Il admire Tomi Ungerer, Sempé et Quentin Blake. La ligne est rapide, les lignes rondes et l’humour pointu. Chez soi comme chez soi, captant ici l’essence des philosophes anciens et modernes. La beauté artistique, qui est déjà au centre de la légèreté, prend également le pas sur l’humain, trop humain – et cela superficiellement. Voici Meurisse vêtue d’une culotte rouge, regardant fièrement au sommet d’une montagne – quelque chose qui rappelle le tableau de Caspar Friedrich que nous retrouverons plus loin dans le livre. Ce n’est pas la seule chose qui se moque de lui. Des expositions d’art contemporain aussi. Hegel, devenu peintre sous sa plume, fabriquait et montrait des « costumes », selon lui, car « l’art exprime la liberté de l’esprit ».

Où sont les femmes ?

Ils sont un peu bizarres (on en a compté trois), mais ce n’est pas la faute de Catherine Meurisse. « L’histoire de la philosophie, comme celle de l’art, s’est écrite au masculin », dit-il.

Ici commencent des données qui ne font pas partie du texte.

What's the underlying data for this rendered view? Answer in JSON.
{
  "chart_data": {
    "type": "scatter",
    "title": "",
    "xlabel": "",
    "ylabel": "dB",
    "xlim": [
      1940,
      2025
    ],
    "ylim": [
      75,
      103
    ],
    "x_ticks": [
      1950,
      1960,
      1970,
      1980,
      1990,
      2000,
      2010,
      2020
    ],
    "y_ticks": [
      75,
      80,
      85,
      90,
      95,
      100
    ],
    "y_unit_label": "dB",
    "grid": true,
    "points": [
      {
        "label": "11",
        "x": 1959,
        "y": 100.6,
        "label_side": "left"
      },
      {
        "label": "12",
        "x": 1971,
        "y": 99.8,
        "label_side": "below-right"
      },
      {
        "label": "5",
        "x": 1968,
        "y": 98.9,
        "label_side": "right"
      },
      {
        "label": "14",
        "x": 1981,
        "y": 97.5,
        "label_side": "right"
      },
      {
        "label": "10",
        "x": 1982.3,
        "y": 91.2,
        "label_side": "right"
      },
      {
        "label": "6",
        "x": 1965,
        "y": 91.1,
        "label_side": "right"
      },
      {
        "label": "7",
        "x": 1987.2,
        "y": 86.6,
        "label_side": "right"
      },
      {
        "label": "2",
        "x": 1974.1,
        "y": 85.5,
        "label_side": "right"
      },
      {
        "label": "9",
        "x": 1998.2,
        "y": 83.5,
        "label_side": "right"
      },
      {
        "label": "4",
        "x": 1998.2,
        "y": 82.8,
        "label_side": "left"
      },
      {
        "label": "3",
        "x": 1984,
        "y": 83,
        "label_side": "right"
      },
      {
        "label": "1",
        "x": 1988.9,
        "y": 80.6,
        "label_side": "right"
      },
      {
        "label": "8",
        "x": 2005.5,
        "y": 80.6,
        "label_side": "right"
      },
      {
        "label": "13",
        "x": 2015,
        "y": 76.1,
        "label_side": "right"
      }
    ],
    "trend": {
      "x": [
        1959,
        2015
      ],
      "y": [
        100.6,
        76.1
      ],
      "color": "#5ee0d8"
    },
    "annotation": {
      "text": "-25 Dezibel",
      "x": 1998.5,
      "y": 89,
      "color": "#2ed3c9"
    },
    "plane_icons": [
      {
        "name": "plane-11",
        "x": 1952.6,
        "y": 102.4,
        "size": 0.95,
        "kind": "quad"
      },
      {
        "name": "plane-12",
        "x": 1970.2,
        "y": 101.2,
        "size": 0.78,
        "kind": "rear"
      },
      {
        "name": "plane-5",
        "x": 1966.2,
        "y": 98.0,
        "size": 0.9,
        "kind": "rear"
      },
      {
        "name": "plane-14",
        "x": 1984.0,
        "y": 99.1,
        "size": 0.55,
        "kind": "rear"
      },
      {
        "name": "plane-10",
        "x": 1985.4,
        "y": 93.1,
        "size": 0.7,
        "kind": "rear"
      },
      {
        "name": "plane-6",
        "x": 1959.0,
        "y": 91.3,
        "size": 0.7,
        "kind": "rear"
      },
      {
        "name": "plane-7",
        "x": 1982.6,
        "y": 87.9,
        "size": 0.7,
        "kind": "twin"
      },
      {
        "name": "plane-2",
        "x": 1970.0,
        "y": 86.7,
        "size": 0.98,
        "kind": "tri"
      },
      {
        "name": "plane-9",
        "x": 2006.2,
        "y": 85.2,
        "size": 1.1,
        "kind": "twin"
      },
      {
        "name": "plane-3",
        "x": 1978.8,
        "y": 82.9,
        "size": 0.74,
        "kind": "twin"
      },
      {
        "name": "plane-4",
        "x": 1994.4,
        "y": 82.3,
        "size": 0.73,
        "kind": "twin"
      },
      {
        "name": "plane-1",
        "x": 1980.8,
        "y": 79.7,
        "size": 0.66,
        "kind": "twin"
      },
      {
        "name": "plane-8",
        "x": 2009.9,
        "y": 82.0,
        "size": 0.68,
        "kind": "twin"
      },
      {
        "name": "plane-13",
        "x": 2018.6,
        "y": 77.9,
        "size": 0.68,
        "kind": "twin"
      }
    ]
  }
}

Comme partout, les femmes sont devenues invisibles. Pas Simone de Beauvoir. « Loin de l’image du deuxième sexe », l’écrivain fume ici la pipe, propose l’œuvre de l’Etre et gna gna et s’exclame : « Un hystérique » (définition de Charcot inversée) voyant Sartre proclamer « Nous ne naissons pas hommes, nous devenons Inversant les rôles et se moquant des hommes philosophes, parfois avec une pensée sexiste, Meurisse permet aux femmes d’échapper à cette éternelle seconde place. Ultime solution pour y parvenir : la mise en scène. Ce qu’elle a appris dans Charlie va de cas en cas en décryptant ces théories à travers une vitrine féministe.